Ruling on campaign allegations pending
School board candidate’s case against district
A Denver judge will rule later this month whether the Douglas County School District violated the Colorado Fair Campaign Act. Judge Hollyce Farrell’s Dec. 10 announcement concluded nearly two days of testimony stemming from former school board candidate Julie Keim’s allegation against DCSD.
The hearings, held Dec. 2 and 10 at the downtown Denver Office of Administrative Courts, focused on district officials’ actions leading up to the hotly contested Nov. 5 school board election.
Highlighting the Dec. 10 testimony, Keim’s attorney introduced an email intended to discredit witness Franceen Thompson, and DCSD’s legal counsel Robert Ross deflected a question citing attorney/client privilege.
Keim, who failed in her bid to win a seat on the board in November’s election, filed her complaint in mid-October after several incidents aroused her suspicion that the district was attempting to influence the election outcome. Most notable among her concerns: The public release weeks before the election of two paid, pro-district papers — initially presented by DCSD as independent evaluations — written by the American Enterprise Institute’s Rick Hess and former U.S. Secretary of Education Bill Bennett. In September, Bennett also gave a public speech on the issue in Lone Tree.
Keim’s complaint also alleges district leaders attempted to hamper the distribution of challenger candidates’ campaign materials, promoted one-sided candidate events and gave candidates unequal access to information.
Four candidates who support the board’s recent reform efforts, including two incumbents, were elected Nov. 5 and recently took seats on the board. Keim was among a slate of four who wanted to take the district in a different direction.
Most of the testimony presented Dec. 10 was directed by attorney Jason Dunn, hired by DCSD for the case. Dunn’s witnesses included Ross, Thompson, a parent who helped lead the reform slate’s campaign, district security staff and two principals.
Ross said the district stayed neutral during the campaign, explaining, “The mantra is the district staff is Switzerland when it comes to school board election.”
He testified he found no evidence to support Keim’s concern that board members planned to conduct an audit on her based on a 2011 school fundraiser coordinated through the Douglas County Educational Foundation (DCEF).
Keim raised the concern after board member Justin Williams allegedly wrote a fall 2013 Facebook post suggesting an audit was imminent.

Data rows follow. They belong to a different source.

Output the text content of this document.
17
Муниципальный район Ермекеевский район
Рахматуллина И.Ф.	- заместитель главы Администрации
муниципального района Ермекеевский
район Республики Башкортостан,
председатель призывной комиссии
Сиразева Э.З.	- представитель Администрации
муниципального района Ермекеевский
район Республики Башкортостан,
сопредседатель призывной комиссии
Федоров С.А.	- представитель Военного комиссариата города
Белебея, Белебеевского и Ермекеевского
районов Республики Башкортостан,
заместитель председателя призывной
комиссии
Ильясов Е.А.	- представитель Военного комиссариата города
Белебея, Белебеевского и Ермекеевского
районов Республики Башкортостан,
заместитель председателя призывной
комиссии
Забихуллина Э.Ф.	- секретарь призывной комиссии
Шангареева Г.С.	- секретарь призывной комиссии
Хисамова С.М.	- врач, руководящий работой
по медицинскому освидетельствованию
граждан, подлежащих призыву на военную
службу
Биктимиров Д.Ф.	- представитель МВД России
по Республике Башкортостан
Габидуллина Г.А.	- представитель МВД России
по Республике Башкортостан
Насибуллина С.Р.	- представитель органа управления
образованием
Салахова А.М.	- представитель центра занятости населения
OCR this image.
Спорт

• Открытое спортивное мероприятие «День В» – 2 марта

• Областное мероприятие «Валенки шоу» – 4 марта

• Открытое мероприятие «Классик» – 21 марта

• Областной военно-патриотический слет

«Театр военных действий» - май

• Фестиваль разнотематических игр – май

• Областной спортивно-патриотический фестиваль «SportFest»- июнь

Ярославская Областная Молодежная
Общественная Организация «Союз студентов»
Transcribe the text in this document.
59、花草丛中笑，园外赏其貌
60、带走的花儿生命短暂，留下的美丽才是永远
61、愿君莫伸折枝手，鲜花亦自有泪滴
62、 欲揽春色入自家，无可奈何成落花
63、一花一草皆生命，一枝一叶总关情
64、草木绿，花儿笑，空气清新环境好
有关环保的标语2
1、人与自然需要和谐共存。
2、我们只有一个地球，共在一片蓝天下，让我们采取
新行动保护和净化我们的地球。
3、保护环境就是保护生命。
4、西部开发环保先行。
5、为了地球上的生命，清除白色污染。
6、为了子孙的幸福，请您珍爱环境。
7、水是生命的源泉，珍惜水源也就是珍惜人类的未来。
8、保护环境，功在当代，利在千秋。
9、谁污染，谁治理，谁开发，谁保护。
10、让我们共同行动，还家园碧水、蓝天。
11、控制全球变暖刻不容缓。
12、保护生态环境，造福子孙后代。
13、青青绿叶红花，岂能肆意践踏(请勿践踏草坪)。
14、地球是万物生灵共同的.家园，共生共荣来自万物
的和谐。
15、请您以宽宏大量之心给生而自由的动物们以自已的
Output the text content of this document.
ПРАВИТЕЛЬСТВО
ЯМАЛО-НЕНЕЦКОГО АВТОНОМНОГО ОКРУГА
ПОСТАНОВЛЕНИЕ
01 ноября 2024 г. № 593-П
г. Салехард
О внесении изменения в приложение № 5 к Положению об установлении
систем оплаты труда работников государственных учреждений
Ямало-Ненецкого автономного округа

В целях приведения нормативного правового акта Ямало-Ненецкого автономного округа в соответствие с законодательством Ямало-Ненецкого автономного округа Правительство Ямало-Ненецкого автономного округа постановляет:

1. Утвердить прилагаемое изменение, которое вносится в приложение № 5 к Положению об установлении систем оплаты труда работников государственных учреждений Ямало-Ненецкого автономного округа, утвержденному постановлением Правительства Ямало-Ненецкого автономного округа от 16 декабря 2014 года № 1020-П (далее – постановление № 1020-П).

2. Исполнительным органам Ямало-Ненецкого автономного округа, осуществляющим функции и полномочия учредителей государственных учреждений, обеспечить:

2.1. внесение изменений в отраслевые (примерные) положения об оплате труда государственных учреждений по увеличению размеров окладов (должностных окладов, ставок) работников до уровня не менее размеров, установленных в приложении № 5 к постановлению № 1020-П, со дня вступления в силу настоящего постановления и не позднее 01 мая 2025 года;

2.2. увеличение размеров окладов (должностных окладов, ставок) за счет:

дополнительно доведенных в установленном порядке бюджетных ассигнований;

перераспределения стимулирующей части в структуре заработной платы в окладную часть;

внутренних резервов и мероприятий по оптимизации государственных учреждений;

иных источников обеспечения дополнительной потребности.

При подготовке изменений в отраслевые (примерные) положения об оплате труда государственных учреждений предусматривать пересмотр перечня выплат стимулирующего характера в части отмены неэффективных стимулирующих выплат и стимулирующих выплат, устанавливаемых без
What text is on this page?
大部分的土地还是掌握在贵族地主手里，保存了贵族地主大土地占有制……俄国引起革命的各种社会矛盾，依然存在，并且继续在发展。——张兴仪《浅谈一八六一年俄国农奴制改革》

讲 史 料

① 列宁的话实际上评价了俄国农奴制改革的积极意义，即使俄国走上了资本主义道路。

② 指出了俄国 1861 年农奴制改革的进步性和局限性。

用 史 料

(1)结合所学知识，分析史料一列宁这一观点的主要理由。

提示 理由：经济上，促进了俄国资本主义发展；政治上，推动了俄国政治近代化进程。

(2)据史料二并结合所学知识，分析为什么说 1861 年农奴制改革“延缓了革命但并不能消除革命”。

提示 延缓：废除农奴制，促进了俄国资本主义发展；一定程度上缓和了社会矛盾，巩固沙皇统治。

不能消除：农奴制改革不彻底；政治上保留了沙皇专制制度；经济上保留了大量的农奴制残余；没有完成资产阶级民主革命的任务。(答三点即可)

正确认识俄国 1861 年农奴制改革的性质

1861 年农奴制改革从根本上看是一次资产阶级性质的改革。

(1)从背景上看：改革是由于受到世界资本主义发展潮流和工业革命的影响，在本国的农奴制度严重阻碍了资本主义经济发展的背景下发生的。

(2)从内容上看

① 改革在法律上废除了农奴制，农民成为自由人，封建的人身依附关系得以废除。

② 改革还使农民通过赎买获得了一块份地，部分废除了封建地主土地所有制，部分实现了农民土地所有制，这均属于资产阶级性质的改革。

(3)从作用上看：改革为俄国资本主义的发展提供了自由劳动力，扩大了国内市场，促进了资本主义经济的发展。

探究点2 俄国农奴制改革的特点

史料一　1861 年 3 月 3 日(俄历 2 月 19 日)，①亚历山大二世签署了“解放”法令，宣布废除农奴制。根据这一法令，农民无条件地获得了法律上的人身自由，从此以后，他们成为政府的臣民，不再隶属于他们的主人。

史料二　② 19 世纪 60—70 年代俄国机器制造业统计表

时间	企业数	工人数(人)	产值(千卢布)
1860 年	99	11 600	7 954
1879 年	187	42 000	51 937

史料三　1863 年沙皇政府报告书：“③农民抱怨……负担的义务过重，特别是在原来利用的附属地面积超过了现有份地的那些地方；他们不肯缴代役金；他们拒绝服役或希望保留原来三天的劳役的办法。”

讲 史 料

Under questioning from Keim’s attorney, Craig Joyce, Ross acknowledged board member Doug Benevento, recently re-elected to his post, is also a DCEF board member and probably had access to the nonprofit fundraising organization’s financial records. Williams, however, was unlikely to have such access, Ross acknowledged.
When Joyce asked if Ross knew Williams obtained the information about Keim’s financial exchange with the DCEF, Ross paused.
“I don’t know that I can discuss this further without violating attorney/client privilege,” he said.
Judge Farrell agreed he was within his rights.
Thompson, a volunteer with the pro-reform campaign group DougCo Champions for Kids, also stumbled under questioning from Joyce after denying attempts to link the word “reform” to board-friendly candidates.
Saying he was offering it for impeachment purposes, Joyce submitted a September email between Thompson and fellow Douglas County Republican Ken Riley in which Thompson wrote that “reforms poll well,” and “tying the reforms to the candidates/board is helpful.”
Thompson acknowledged she had written the email.
During closing arguments. Joyce said the district made indirect contributions that benefited the reform slate’s campaigns, while Dunn said no evidence exists to support that claim.
Joyce pointed to “a pattern of behavior” evidenced through “curious timing and fortuitous coincidences which we don’t think are coincidences.
“There’s a lot of smoke here and a few flames of fire have come through that smoke,” he said.
Dunn countered by saying the Hess and Bennett papers for which the district and foundation paid did not constitute any wrongdoing.
“A school district has an obligation to communicate with taxpayers about what they’re doing and the direction the school district is going,” he said. “They simply provided no evidence of intent to help specific candidates for the school board.”
He also said proof of a violation of state statute “must be concrete,” which Joyce didn’t provide.